On Fri, Dec 07, 2018 at 10:40:24AM -0800, Doug Anderson wrote:
> On Fri, Dec 7, 2018 at 9:42 AM Catalin Marinas <catalin.marinas@arm.com> wrote:
> > On Tue, Dec 04, 2018 at 07:38:24PM -0800, Douglas Anderson wrote:
> > > Douglas Anderson (4):
> > >   kgdb: Remove irq flags from roundup
> > >   kgdb: Fix kgdb_roundup_cpus() for arches who used smp_call_function()
> > >   kgdb: Don't round up a CPU that failed rounding up before
> > >   kdb: Don't back trace on a cpu that didn't round up
> >
> > FWIW, trying these on arm64 (ThunderX2) with CONFIG_KGDB_TESTS_ON_BOOT=y
> > on top of 4.20-rc5 doesn't boot. It looks like they leave interrupts
> > disabled when they shouldn't and it trips over the BUG at
> > mm/vmalloc.c:1380 (called via do_fork -> copy_process).
> >
> > Now, I don't think these patches make things worse on arm64 since prior
> > to them the kgdb boot tests on arm64 were stuck in a loop (RUN
> > singlestep).
> 
> Thanks for the report!  ...actually, I'd never tried CONFIG_KGDB_TESTS
> before.  ...so I tried them now:
> 
> A) chromeos-4.19 tree on qcom-sdm845 without this series: booted up OK
> B) chromeos-4.19 tree on qcom-sdm845 with this series: booted up OK
> C) v4.20-rc5-90-g30002dd008ed on rockchip-rk3399 (kevin) with this
> series: booted up OK
> 
> Example output from B) above:
> 
> localhost ~ # dmesg | grep kgdbts
> [    2.139814] KGDB: Registered I/O driver kgdbts
> [    2.144582] kgdbts:RUN plant and detach test
> [    2.165333] kgdbts:RUN sw breakpoint test
> [    2.172990] kgdbts:RUN bad memory access test
> [    2.178640] kgdbts:RUN singlestep test 1000 iterations
> [    2.187765] kgdbts:RUN singlestep [0/1000]
> [    2.559596] kgdbts:RUN singlestep [100/1000]
> [    2.931419] kgdbts:RUN singlestep [200/1000]
> [    3.303474] kgdbts:RUN singlestep [300/1000]
> [    3.675121] kgdbts:RUN singlestep [400/1000]
> [    4.046867] kgdbts:RUN singlestep [500/1000]
> [    4.418920] kgdbts:RUN singlestep [600/1000]
> [    4.790824] kgdbts:RUN singlestep [700/1000]
> [    5.162479] kgdbts:RUN singlestep [800/1000]
> [    5.534103] kgdbts:RUN singlestep [900/1000]
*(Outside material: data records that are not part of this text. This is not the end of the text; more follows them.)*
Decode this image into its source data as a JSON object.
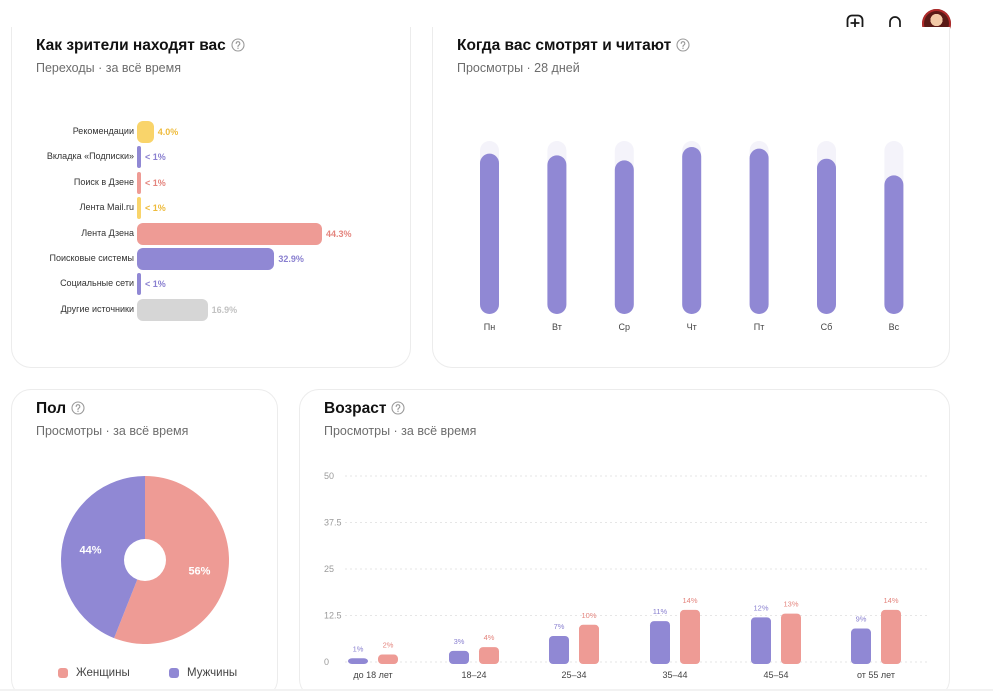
{
  "header": {
    "add_icon": "plus-square-icon",
    "bell_icon": "bell-icon",
    "avatar_icon": "user-avatar"
  },
  "cards": {
    "sources": {
      "title": "Как зрители находят вас",
      "subtitle": "Переходы · за всё время"
    },
    "days": {
      "title": "Когда вас смотрят и читают",
      "subtitle": "Просмотры · 28 дней"
    },
    "gender": {
      "title": "Пол",
      "subtitle": "Просмотры · за всё время"
    },
    "age": {
      "title": "Возраст",
      "subtitle": "Просмотры · за всё время"
    }
  },
  "colors": {
    "purple": "#9088d4",
    "pink": "#ee9b95",
    "yellow": "#f9d46a",
    "grey": "#d6d6d6",
    "track": "#f4f3fa",
    "pink_text": "#e4857e",
    "purple_text": "#8a80d0",
    "yellow_text": "#eebb3c",
    "grey_text": "#c2c2c2"
  },
  "chart_data": [
    {
      "type": "bar",
      "orientation": "horizontal",
      "categories": [
        "Рекомендации",
        "Вкладка «Подписки»",
        "Поиск в Дзене",
        "Лента Mail.ru",
        "Лента Дзена",
        "Поисковые системы",
        "Социальные сети",
        "Другие источники"
      ],
      "values": [
        4.0,
        0.5,
        0.5,
        0.5,
        44.3,
        32.9,
        0.5,
        16.9
      ],
      "value_labels": [
        "4.0%",
        "< 1%",
        "< 1%",
        "< 1%",
        "44.3%",
        "32.9%",
        "< 1%",
        "16.9%"
      ],
      "bar_colors": [
        "#f9d46a",
        "#9088d4",
        "#ee9b95",
        "#f9d46a",
        "#ee9b95",
        "#9088d4",
        "#9088d4",
        "#d6d6d6"
      ],
      "label_colors": [
        "#eebb3c",
        "#8a80d0",
        "#e4857e",
        "#eebb3c",
        "#e4857e",
        "#8a80d0",
        "#8a80d0",
        "#c2c2c2"
      ],
      "xlim": [
        0,
        44.3
      ]
    },
    {
      "type": "bar",
      "categories": [
        "Пн",
        "Вт",
        "Ср",
        "Чт",
        "Пт",
        "Сб",
        "Вс"
      ],
      "values": [
        96,
        95,
        92,
        100,
        99,
        93,
        83
      ],
      "ylim": [
        0,
        100
      ],
      "grid": false
    },
    {
      "type": "pie",
      "categories": [
        "Женщины",
        "Мужчины"
      ],
      "values": [
        56,
        44
      ],
      "value_labels": [
        "56%",
        "44%"
      ],
      "colors": [
        "#ee9b95",
        "#9088d4"
      ],
      "donut": true,
      "legend": "bottom"
    },
    {
      "type": "bar",
      "categories": [
        "до 18 лет",
        "18–24",
        "25–34",
        "35–44",
        "45–54",
        "от 55 лет"
      ],
      "series": [
        {
          "values": [
            1,
            3,
            7,
            11,
            12,
            9
          ],
          "value_labels": [
            "1%",
            "3%",
            "7%",
            "11%",
            "12%",
            "9%"
          ],
          "color": "#9088d4"
        },
        {
          "values": [
            2,
            4,
            10,
            14,
            13,
            14
          ],
          "value_labels": [
            "2%",
            "4%",
            "10%",
            "14%",
            "13%",
            "14%"
          ],
          "color": "#ee9b95"
        }
      ],
      "yticks": [
        "0",
        "12.5",
        "25",
        "37.5",
        "50"
      ],
      "ylim": [
        0,
        50
      ],
      "grid": true
    }
  ]
}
> [    5.902299] kgdbts:RUN do_fork for 100 breakpoints
> [    8.463900] KGDB: Unregistered I/O driver kgdbts, debugger disabled
> 
> ...so I guess I'm a little confused.  Either I have a different config
> than you do or something is special about your machine?

I tried it now on a Juno board both as a host and a guest and boots
fine. It must be something that only triggers ThunderX2. Ignore the
report for now, if I find anything interesting I'll let you know.